O mandato de 10 anos de Ban Ki-moon ficou marcado por vários conflitos armados e por um agravamento das condições de vida à escala global. Apesar da Organização das Nações Unidas (ONU) não ter um papel nas políticas económicas mundiais, tem uma função de gestão das desigualdades e de promoção da paz, ordem e estabilidade mundiais.

No entanto, são muitos os que concordam que a inércia da organização sobrepôs-se à sua missão. As fragilidades da ONU revelam-se e as Nações Unidas começam a perder uma certa autoridade no cenário mundial.

António Monteiro, antigo embaixador português com uma longa carreira diplomática ligada às Nações Unidas, reforça que “a ONU tem como principal objetivo zelar pela paz e pela segurança internacionais e, portanto, o papel da ONU é sempre um papel desejavelmente desempenhado no sentido de encontrar plataformas de entendimento sobretudo em situações de extrema violência, como esta que se verifica no Médio Oriente”.

Contudo, reconhece: “Infelizmente, desde a sua criação, as Nações Unidas não conseguiram ter um papel fundamental na questão do Médio Oriente. Mas isso não é culpa inteiramente das Nações Unidas, a culpa principal aqui até talvez se possa dividir nos países que a compõem porque a vontade da ONU é a vontade política dos países e sobretudo [daqueles] ao nível do Conselho de Segurança.”

Relativamente aos escândalos sexuais que abalaram o mandato de Ban Ki-moon, o embaixador acredita que “é absolutamente necessário que as Nações Unidas invistam cada vez mais na formação e na prevenção, que muitas vezes negligencia,  de forma a garantir que as operações de paz correspondam aos interesses dos países onde elas se desenrolam e das populações locais e não a interesses e apetites daqueles que compõem as relações dos capazes azuis.”
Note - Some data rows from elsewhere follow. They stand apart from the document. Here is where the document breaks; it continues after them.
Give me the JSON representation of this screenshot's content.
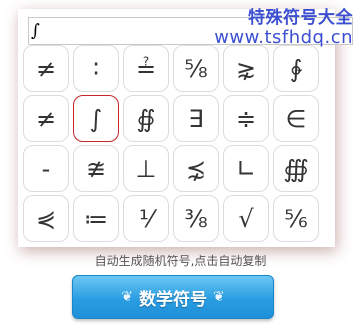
{
  "watermark": {
    "line1": "特殊符号大全",
    "line2": "www.tsfhdq.cn",
    "color": "#3b4fd0"
  },
  "search": {
    "value": "∫"
  },
  "symbols": [
    [
      "≠",
      "∶",
      "≟",
      "⅝",
      "⋧",
      "∲"
    ],
    [
      "≠",
      "∫",
      "∯",
      "∃",
      "≑",
      "∈"
    ],
    [
      "-",
      "≇",
      "⊥",
      "⋨",
      "∟",
      "∰"
    ],
    [
      "⋞",
      "≔",
      "⅟",
      "⅜",
      "√",
      "⅚"
    ]
  ],
  "selected_symbol": "∫",
  "caption": "自动生成随机符号,点击自动复制",
  "button": {
    "label": "数学符号",
    "ornament_left": "❦",
    "ornament_right": "❦",
    "color": "#2a9de2"
  },
  "accent_color": "#c42727"
}
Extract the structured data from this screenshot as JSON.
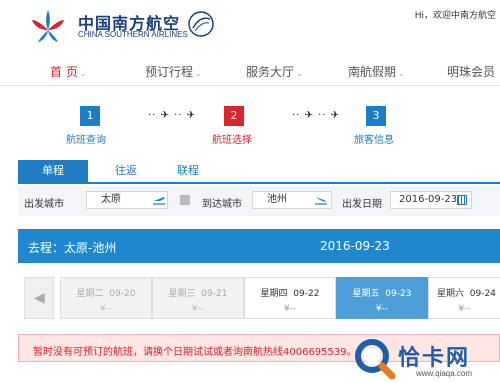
{
  "header": {
    "logo_cn": "中国南方航空",
    "logo_en": "CHINA SOUTHERN AIRLINES",
    "greeting": "Hi，欢迎中南方航空"
  },
  "nav": {
    "items": [
      {
        "label": "首 页",
        "active": true
      },
      {
        "label": "预订行程"
      },
      {
        "label": "服务大厅"
      },
      {
        "label": "南航假期"
      },
      {
        "label": "明珠会员"
      }
    ],
    "chevron": "⌄"
  },
  "steps": [
    {
      "number": "1",
      "label": "航班查询"
    },
    {
      "number": "2",
      "label": "航班选择"
    },
    {
      "number": "3",
      "label": "旅客信息"
    }
  ],
  "step_arrows": "·· ✈ ·· ✈",
  "trip_tabs": [
    "单程",
    "往返",
    "联程"
  ],
  "search": {
    "from_label": "出发城市",
    "from_value": "太原",
    "to_label": "到达城市",
    "to_value": "池州",
    "date_label": "出发日期",
    "date_value": "2016-09-23"
  },
  "route": {
    "text": "去程：太原-池州",
    "date": "2016-09-23"
  },
  "dates": [
    {
      "day": "星期二",
      "date": "09-20",
      "price": "¥--",
      "state": "past"
    },
    {
      "day": "星期三",
      "date": "09-21",
      "price": "¥--",
      "state": "past"
    },
    {
      "day": "星期四",
      "date": "09-22",
      "price": "¥--",
      "state": "normal"
    },
    {
      "day": "星期五",
      "date": "09-23",
      "price": "¥--",
      "state": "selected"
    },
    {
      "day": "星期六",
      "date": "09-24",
      "price": "¥--",
      "state": "normal"
    }
  ],
  "notice": "暂时没有可预订的航班，请换个日期试试或者询南航热线4006695539。",
  "watermark": {
    "text": "恰卡网",
    "url": "www.qiaqa.com"
  },
  "colors": {
    "brand_blue": "#1e7dc3",
    "brand_red": "#d9232d",
    "route_bar": "#1d88cf",
    "selected_day": "#4e9fd8"
  },
  "icons": {
    "step_arrow": "airplane-icon",
    "from_city": "takeoff-icon",
    "to_city": "landing-icon",
    "date": "calendar-icon",
    "prev": "chevron-left-icon"
  }
}
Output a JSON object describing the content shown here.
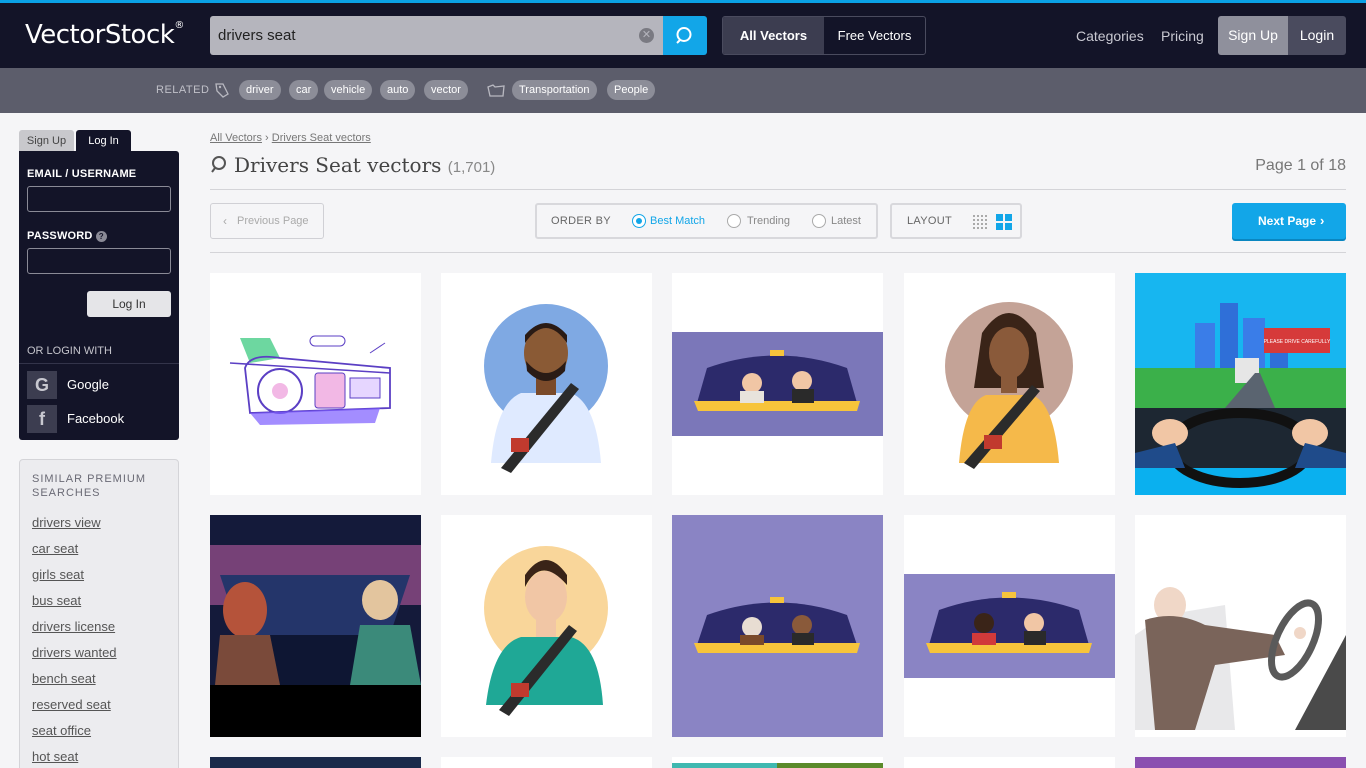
{
  "header": {
    "logo": "VectorStock",
    "logo_mark": "®",
    "search_value": "drivers seat",
    "toggle_all": "All Vectors",
    "toggle_free": "Free Vectors",
    "nav_categories": "Categories",
    "nav_pricing": "Pricing",
    "signup": "Sign Up",
    "login": "Login",
    "accent_color": "#12a6e8"
  },
  "related": {
    "label": "RELATED",
    "tags": [
      "driver",
      "car",
      "vehicle",
      "auto",
      "vector"
    ],
    "categories": [
      "Transportation",
      "People"
    ]
  },
  "login_panel": {
    "tab_signup": "Sign Up",
    "tab_login": "Log In",
    "email_label": "EMAIL / USERNAME",
    "password_label": "PASSWORD",
    "password_help": "?",
    "submit": "Log In",
    "or_login_with": "OR LOGIN WITH",
    "google": "Google",
    "facebook": "Facebook"
  },
  "similar": {
    "title": "SIMILAR PREMIUM SEARCHES",
    "links": [
      "drivers view",
      "car seat",
      "girls seat",
      "bus seat",
      "drivers license",
      "drivers wanted",
      "bench seat",
      "reserved seat",
      "seat office",
      "hot seat"
    ]
  },
  "main": {
    "breadcrumb": [
      "All Vectors",
      "Drivers Seat vectors"
    ],
    "breadcrumb_sep": "›",
    "title": "Drivers Seat vectors",
    "count": "(1,701)",
    "page_info": "Page 1 of 18",
    "prev": "Previous Page",
    "next": "Next Page",
    "order_by": "ORDER BY",
    "order_options": [
      "Best Match",
      "Trending",
      "Latest"
    ],
    "order_selected": "Best Match",
    "layout": "LAYOUT",
    "billboard_text": "PLEASE DRIVE CAREFULLY"
  }
}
Por fim, o balanço que António Monteiro faz do mandato de Ban Ki-moon é que este foi um mandato marcado por anos de vários conflitos e crises: “Foram anos muito especiais no mundo, com graves problemas, com uma grande focagem nos problemas económicos. Desde 2008 que vivemos em crises sucessivas que afetaram praticamente todo o mundo, e em que o papel das Nações Unidas foi em muitos aspetos marginalizado.”

O antigo diplomata acredita que o Conselho Económico e Social das Nações Unidas não teve uma atuação muito relevante no alívio da crise e dos acontecimentos destes últimos anos. “Isso não foi culpa do Secretário-Geral, foi, digamos, culpa um pouco do ambiente internacional, sendo que também se acentuaram muito nacionalismos e perdeu alguma força o multinaturalismo”, reflete.

Por fim, António Monteiro constata que após o tempo de Kofi Annan, o escândalo do “Oil-for-food” e do surgimento de um novo olhar de desconfiança sobre as Nações Unidas, “Ban Ki-moon teve um mandato mais tranquilo, com menos visibilidade, mais sujeito à maneira como os países olharam para as Nações Unidas como instrumento principal da segurança, paz e estabilidade no mundo”.

“Diria que este foi um mandato mais de administrador das Nações Unidas do que propriamente de promotor e é por isso que muita gente agora olha para o seu sucessor com a expectativa de encontrar um general capaz de conduzir as tropas, para que eles próprios possam beneficiar de uma acção mais efetiva e mais próxima daquilo que exigem as crises com que as Nações Unidas se defrontam”, conclui.

Ban Ki-moon termina o mandato iniciado em 2007 no final deste ano. A eleição do seu sucessor deve acontecer por essa altura. Há, para já, nove candidatos ao cargo, classificado pelo primeiro secretário-geral da organização como o “emprego mais impossível do mundo”. Entre eles, está o antigo primeiro-ministro português António Guterres.